The interior is just spectacular. You can't really appreciate in pictures the attention to detail and the quality that goes into this cabin. Whereas Audi is credited with improving Bentley, I think the A8 shows that interior development goes both ways. It may not be as elegant and overtly luxurious as a Mercedes S-Class or a Jaguar XJ in appearance, but when you really look closely at the craftsmanship, the A8 is second to none in its class.

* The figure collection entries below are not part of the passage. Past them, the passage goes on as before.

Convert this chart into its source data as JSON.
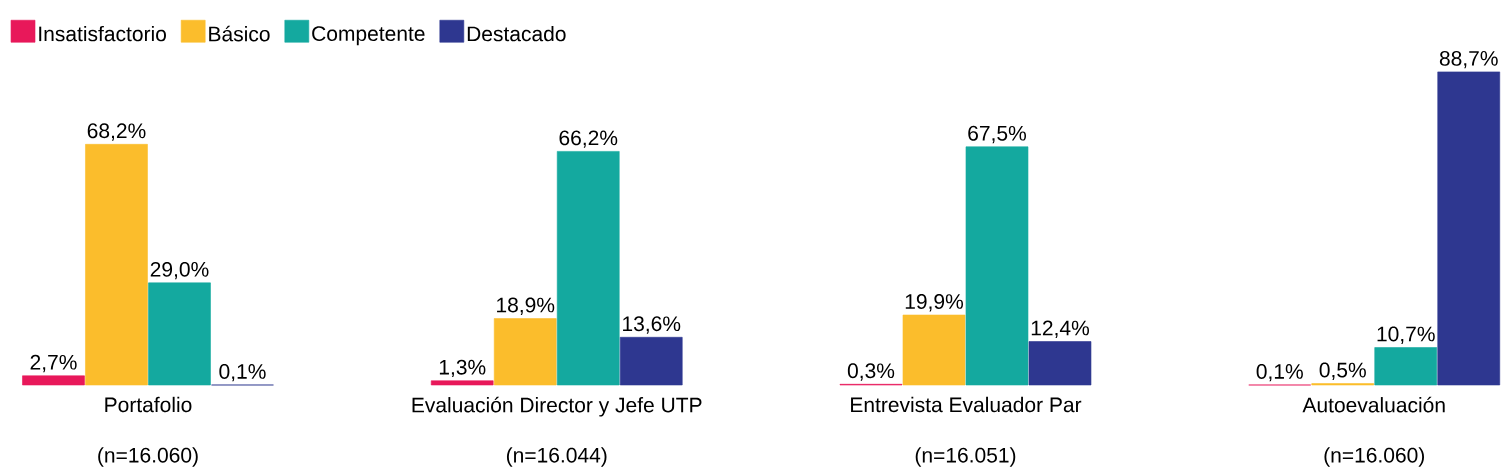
{
  "chart_data": {
    "type": "bar",
    "categories": [
      "Portafolio",
      "Evaluación Director y Jefe UTP",
      "Entrevista Evaluador Par",
      "Autoevaluación"
    ],
    "series": [
      {
        "name": "Insatisfactorio",
        "color": "#e8185a",
        "values": [
          2.7,
          1.3,
          0.3,
          0.1
        ],
        "value_labels": [
          "2,7%",
          "1,3%",
          "0,3%",
          "0,1%"
        ]
      },
      {
        "name": "Básico",
        "color": "#fbbd2c",
        "values": [
          68.2,
          18.9,
          19.9,
          0.5
        ],
        "value_labels": [
          "68,2%",
          "18,9%",
          "19,9%",
          "0,5%"
        ]
      },
      {
        "name": "Competente",
        "color": "#14a99f",
        "values": [
          29.0,
          66.2,
          67.5,
          10.7
        ],
        "value_labels": [
          "29,0%",
          "66,2%",
          "67,5%",
          "10,7%"
        ]
      },
      {
        "name": "Destacado",
        "color": "#2e3790",
        "values": [
          0.1,
          13.6,
          12.4,
          88.7
        ],
        "value_labels": [
          "0,1%",
          "13,6%",
          "12,4%",
          "88,7%"
        ]
      }
    ],
    "annotations": [
      "(n=16.060)",
      "(n=16.044)",
      "(n=16.051)",
      "(n=16.060)"
    ],
    "legend": "top left"
  }
}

And that's just the cabin. It drives brilliantly. Audi has really nailed its driver-selected drive settings in a way that BMW can really learn from. The A8 (and other Audis) allows you to individually set the umpteen different dynamic settings so that if you want meaty steering in sport (far better than the hyper quick darty set-up of the A4's "Sport" setting) and the more comfortable suspension you can do it. Even with full sport on, it doesn't transmit that artificial sense of aggressiveness It also maintains your preferred settings when you turn the car back on. Regardless of settings, you really feel connected to the A8 compared to the isolation I felt in our old 7 Series. The way the A8 remains composed over the most pockmarked and undulating strips of pavement is truly impressive. You really need to remember that there's 20 feet of German limousine behind you since it drives much smaller than it is.
I could go on, but there's a whole year for that. I really like the A8, but ... and you know it was coming. I mean, I put it in the headline. I really like the A8, but I wouldn't buy it. It looks like an A4, and I don't even particularly like the A4. Seriously, from the rear, they are completely indistinguishable. The A8 has a bolder face, but the entire car is so conservative it makes Sean Hannity look like a mohawked Occupy New York tattoo enthusiast.
If you could somehow get the craftsmanship and engineering of the A8 with the the flair of the Jaguar XJ, you'd probably have the perfect car. Maybe the Mercedes CLS comes closest to that, but I can only hope that in the future Audi can apply some of the visual interest of its coupes to its sedans.